Bien sûr, on peut toujours recourir à des solutions médicales. Les petites pilules produisent toutes leurs effets. Mais, quel dommage qu’elles ne naissent que dans les pipettes des laborantins et pas dans la petite ville de Saint Claude… C’est là que l’on fait les meilleures !

Le Viagra aide à contrecarrer les analyses et clichés – notamment liés à la performance –  que l’homme a en tête au moment de passer à l’acte… Car trop de pression tue l’érection ! La pilule bleue fait de la rétention d’information entre la tête et l’outil majeur, ce qui permet à l’homme de conserver toute sa vigueur. Quant aux autres, les “Lucky Luke” qui dégainent plus vite que leur ombre, ils découvriront une nouveauté au rayon parapharmacie :  le spray magique  à pulvériser sur l’organe agité, 5 minutes avant le rapport…gain de temps 90 secondes…houa…Mais bonjour l’ambiance et attention, la bascule du spray à la pilule n’est plus très loin. Les femmes ne sont pas en reste… Des pilules agissant sur les neurotransmetteurs – impliqués dans la réponse entre le désir et la libido – existent aussi ! Bref, à force d’enfiler des pilules comme des perles, la femme sera certes bien « parée » mais pas toujours à tout…

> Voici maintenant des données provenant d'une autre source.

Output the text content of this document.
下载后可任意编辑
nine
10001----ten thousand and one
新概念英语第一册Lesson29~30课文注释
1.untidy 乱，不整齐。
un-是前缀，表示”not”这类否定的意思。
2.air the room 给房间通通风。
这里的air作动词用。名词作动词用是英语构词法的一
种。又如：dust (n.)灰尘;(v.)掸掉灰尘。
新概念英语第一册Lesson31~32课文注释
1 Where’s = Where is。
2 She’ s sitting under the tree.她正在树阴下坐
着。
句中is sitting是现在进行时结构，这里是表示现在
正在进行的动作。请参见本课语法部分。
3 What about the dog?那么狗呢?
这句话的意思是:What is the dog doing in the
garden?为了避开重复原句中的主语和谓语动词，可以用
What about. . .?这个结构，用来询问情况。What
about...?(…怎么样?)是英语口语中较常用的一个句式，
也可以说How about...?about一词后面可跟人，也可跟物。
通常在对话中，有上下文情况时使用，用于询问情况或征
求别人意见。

Et si la voix était la voie…unique à suivre pour réussir le passage à l’acte ? Très souvent, des situations délicates, des malentendus peuvent être évités en dialoguant. Contrairement aux goûts et aux couleurs, la libido ça se discute ! Il n’y a pas de règle établie. Quand l’homme a une érection, c’est tout simplement son corps qui s’exprime libidinalement ! De même qu’il se sent homme en brandissant sa baguette de maestro, la femme se sent femme quand elle marche sur la plage, la poitrine gonflée par le désir de vivre… Pour ne faire plus qu’un dans le plaisir, il suffit de ne faire qu’une bouchée des a priori et de son partenaire…

Pour l’homme comme pour la femme, la libido est physiologique. Elle peut être équilibrée dans le Système Nerveux Autonome en créant l’homéostasie. Le désir, quant à lui, est psychique et peut être équilibré par l’ataraxie dans le Système Nerveux Central.